In that post, he became a proponent of tariffs, arguing they were needed to ensure high wages. He gave his his name to an 1890 measure that raised import tariffs on many goods, while dropping them in other areas. Backlash to the tariffs was swift, contributing to GOP losses in the Senate and House of Representatives during that year’s elections, according to Dartmouth University economist Doug Irwin.
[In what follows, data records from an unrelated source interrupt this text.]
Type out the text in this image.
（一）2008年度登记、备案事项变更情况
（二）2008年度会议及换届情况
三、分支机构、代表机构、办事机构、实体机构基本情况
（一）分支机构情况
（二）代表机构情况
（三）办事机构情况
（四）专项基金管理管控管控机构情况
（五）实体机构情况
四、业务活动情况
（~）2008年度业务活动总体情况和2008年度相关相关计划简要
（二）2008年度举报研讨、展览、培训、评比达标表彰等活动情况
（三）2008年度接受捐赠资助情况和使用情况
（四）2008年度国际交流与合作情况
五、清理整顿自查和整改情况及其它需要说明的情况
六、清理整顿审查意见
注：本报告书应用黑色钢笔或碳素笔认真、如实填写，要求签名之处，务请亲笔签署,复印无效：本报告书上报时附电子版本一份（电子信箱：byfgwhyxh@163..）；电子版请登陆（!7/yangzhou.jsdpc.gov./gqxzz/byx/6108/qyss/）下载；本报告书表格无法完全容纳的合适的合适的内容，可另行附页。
McKinley himself lost his House of Representatives seat in the 1990 elections, after his district was gerrymandered by Democrats to be unfavorable to Republicans.
“Although the tariff was not entirely responsible for the Republican electoral disaster, many observers at the time believed that to be the case,” Irwin wrote in his 2017 book, “Clashing over Commerce: A History of U.S. Trade Policy.”
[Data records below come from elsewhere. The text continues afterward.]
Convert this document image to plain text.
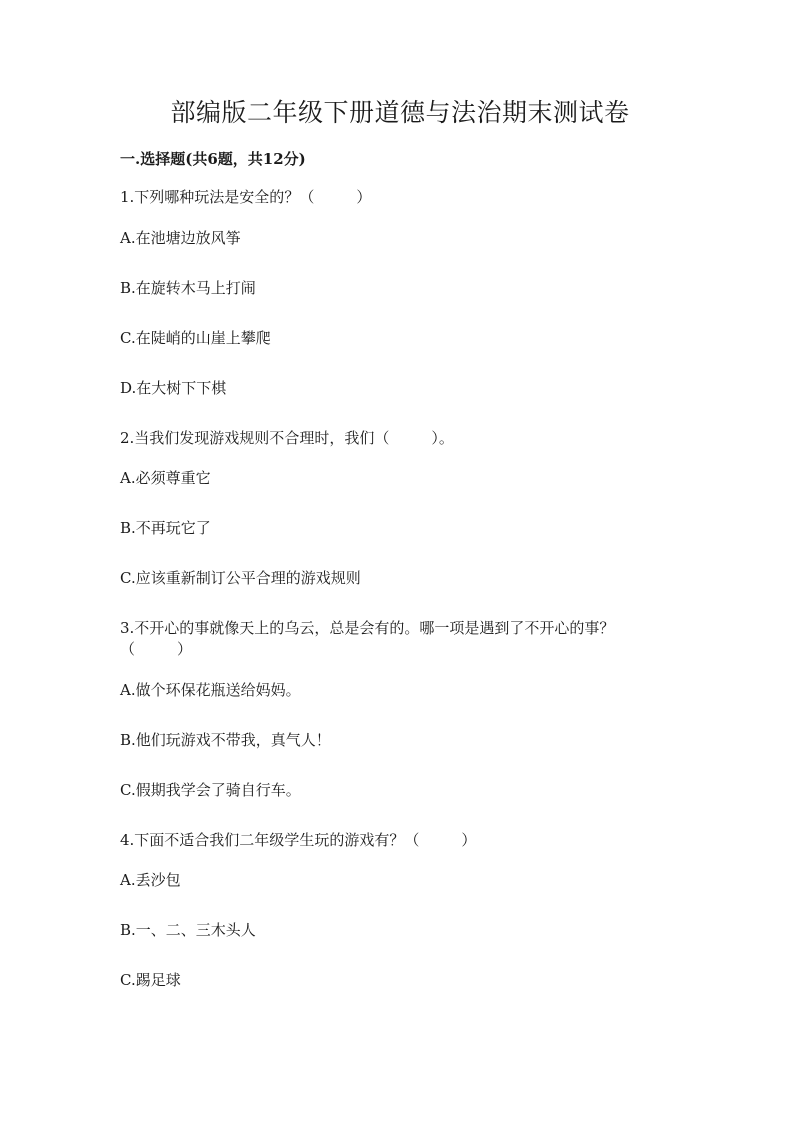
部编版二年级下册道德与法治期末测试卷
一.选择题(共6题，共12分)
1.下列哪种玩法是安全的？（	）
A.在池塘边放风筝
B.在旋转木马上打闹
C.在陡峭的山崖上攀爬
D.在大树下下棋
2.当我们发现游戏规则不合理时，我们（	）。
A.必须尊重它
B.不再玩它了
C.应该重新制订公平合理的游戏规则
3.不开心的事就像天上的乌云，总是会有的。哪一项是遇到了不开心的事？
（	）
A.做个环保花瓶送给妈妈。
B.他们玩游戏不带我，真气人！
C.假期我学会了骑自行车。
4.下面不适合我们二年级学生玩的游戏有？（	）
A.丢沙包
B.一、二、三木头人
C.踢足球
McKinley rebounded from losing his congressional seat by successfully seeking Ohio’s governorship in 1891 with help from wealthy Ohio industrialist Mark Hanna. During his gubernatorial service, the state’s tax system was improved; a railroad safety law was sanctioned; a state board of arbitration was established; and a coal miners’ strike was dealt with, according to a National Governors Association biography of McKinley.
What did he achieve?
With Hanna’s assistance, McKinley ran for president in 1896, defeating William Jennings Bryan. According to an account of the campaign on the U.S. Senate’s website, the “front porch” campaign McKinley ran from Canton “set a new standard in presidential politics.”
“While Democratic nominee William Jennings Bryan roamed the country delivering ‘cross of gold’ speeches, William McKinley sat on his front porch, welcoming trainloads of voters who traveled to Ohio at Hanna’s expense to meet the Republican candidate,” it said.
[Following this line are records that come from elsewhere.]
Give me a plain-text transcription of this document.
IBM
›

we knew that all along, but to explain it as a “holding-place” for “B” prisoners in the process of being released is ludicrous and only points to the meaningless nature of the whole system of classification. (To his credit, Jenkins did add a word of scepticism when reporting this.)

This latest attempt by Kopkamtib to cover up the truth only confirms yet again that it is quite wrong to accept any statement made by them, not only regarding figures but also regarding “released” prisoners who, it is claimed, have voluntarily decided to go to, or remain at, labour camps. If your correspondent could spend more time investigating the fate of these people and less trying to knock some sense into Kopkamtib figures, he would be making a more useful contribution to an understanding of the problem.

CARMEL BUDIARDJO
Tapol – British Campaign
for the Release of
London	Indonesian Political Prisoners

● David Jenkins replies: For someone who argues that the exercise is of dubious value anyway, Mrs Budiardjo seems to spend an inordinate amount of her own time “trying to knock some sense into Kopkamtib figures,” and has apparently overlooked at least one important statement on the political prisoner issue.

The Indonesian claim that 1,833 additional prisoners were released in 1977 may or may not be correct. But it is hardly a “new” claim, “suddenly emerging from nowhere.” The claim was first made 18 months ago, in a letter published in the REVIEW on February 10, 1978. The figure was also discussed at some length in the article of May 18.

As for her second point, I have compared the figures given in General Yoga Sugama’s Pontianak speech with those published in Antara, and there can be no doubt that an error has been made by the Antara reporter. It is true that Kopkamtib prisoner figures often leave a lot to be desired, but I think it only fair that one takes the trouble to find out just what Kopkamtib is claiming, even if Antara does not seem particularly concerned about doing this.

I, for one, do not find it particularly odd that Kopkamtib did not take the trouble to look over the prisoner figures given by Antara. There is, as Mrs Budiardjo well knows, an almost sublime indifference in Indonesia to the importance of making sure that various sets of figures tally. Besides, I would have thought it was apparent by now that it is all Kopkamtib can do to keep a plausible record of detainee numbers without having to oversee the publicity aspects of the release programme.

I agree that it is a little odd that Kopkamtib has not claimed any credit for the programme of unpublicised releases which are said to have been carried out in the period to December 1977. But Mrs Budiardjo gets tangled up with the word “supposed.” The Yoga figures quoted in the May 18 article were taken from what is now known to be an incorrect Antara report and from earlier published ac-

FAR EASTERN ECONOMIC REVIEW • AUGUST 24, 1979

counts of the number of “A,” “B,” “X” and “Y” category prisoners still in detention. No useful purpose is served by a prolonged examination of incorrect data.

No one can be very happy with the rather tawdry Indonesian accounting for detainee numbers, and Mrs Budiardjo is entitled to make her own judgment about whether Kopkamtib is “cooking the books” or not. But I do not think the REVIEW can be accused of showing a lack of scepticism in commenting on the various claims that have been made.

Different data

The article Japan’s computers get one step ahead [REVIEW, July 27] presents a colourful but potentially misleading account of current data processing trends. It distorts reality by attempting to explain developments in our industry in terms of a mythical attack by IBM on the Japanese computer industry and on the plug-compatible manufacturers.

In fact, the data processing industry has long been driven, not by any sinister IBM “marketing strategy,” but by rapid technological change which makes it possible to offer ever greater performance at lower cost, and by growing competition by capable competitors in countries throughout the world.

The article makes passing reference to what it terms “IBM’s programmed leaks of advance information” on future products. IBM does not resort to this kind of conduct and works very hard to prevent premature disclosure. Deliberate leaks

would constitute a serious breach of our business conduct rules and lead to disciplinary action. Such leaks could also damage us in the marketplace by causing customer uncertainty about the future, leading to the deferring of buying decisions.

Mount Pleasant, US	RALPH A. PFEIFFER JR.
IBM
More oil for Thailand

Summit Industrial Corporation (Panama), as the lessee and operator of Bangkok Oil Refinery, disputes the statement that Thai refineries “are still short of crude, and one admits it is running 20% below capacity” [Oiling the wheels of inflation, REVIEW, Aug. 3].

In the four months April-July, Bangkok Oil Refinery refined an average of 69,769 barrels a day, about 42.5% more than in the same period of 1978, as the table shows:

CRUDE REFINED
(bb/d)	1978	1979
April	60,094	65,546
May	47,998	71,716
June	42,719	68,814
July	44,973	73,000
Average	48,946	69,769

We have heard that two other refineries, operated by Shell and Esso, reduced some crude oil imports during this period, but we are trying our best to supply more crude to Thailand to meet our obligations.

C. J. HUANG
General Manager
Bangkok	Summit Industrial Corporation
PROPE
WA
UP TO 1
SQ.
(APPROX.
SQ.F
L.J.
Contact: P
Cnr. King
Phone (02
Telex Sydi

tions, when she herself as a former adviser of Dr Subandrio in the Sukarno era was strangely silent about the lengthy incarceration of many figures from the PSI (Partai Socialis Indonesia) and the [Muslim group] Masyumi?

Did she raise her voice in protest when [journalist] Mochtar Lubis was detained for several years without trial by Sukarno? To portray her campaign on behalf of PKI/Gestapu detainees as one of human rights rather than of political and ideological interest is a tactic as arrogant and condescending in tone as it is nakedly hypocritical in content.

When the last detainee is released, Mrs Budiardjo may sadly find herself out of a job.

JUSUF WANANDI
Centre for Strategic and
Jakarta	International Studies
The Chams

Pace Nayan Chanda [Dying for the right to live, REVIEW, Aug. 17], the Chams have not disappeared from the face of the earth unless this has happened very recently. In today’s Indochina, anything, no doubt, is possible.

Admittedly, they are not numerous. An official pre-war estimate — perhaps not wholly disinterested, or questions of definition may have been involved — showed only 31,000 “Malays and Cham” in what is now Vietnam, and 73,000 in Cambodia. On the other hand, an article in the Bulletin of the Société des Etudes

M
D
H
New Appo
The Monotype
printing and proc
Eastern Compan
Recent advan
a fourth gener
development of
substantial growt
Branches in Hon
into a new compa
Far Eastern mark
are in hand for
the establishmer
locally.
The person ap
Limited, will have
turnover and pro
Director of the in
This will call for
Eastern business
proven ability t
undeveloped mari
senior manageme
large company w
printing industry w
McKinley triumphed in industrial centers and big cities with 51% of the popular vote and 271 electoral votes to Bryan’s 176.
According to a White House Historical Association biography of McKinley, as soon as he became president, McKinley called Congress into special session to enact the highest tariff in the nation’s history. The tariff and other domestic issues during his first term became dwarfed by the Cuban revolt against Spain, which began in the early 1890s, and created millions in losses for American interests. McKinley was pressured to intervene.
After the February 15, 1898, explosion of the battleship U.S.S. Maine in Havana Harbor, whose cause is still unknown, diplomatic negotiations failed and Congress declared war on Spain that April. As a result of the 100-day Spanish-American war, the United States took over Puerto Rico, Guam and the Philippines from Spain. The United States also annexed Hawaii during his presidency.
McKinley faced Bryan again in the 1900 election. His opponent advocated a free silver monetary policy and spoke out against imperialism while McKinley was reelected on his support for the gold standard and “the full dinner pail.” He died soon after being shot by anarchist Leon Czolgosz on September 6, 1901, as he stood on a receiving line at the Buffalo Pan-American Exposition. He was the third U.S. president to be assassinated.
Ohio’s state legislature named the red carnation as the state flower following McKinley’s death, as he was known for wearing the flowers in his lapel.
During the last speech he delivered in Buffalo, the day before he was shot, McKinley called for dropping tariffs that were no longer needed, saying “the period of exclusiveness is past.
“Reciprocity is the natural outgrowth of our wonderful industrial development under the domestic policy now firmly established,” said McKinley. “What we produce beyond our domestic consumption must have a vent abroad. The excess must be relieved through a foreign outlet and we should sell everywhere we can, and buy wherever the buying will enlarge our sales and productions, and thereby make a greater demand for home labor.”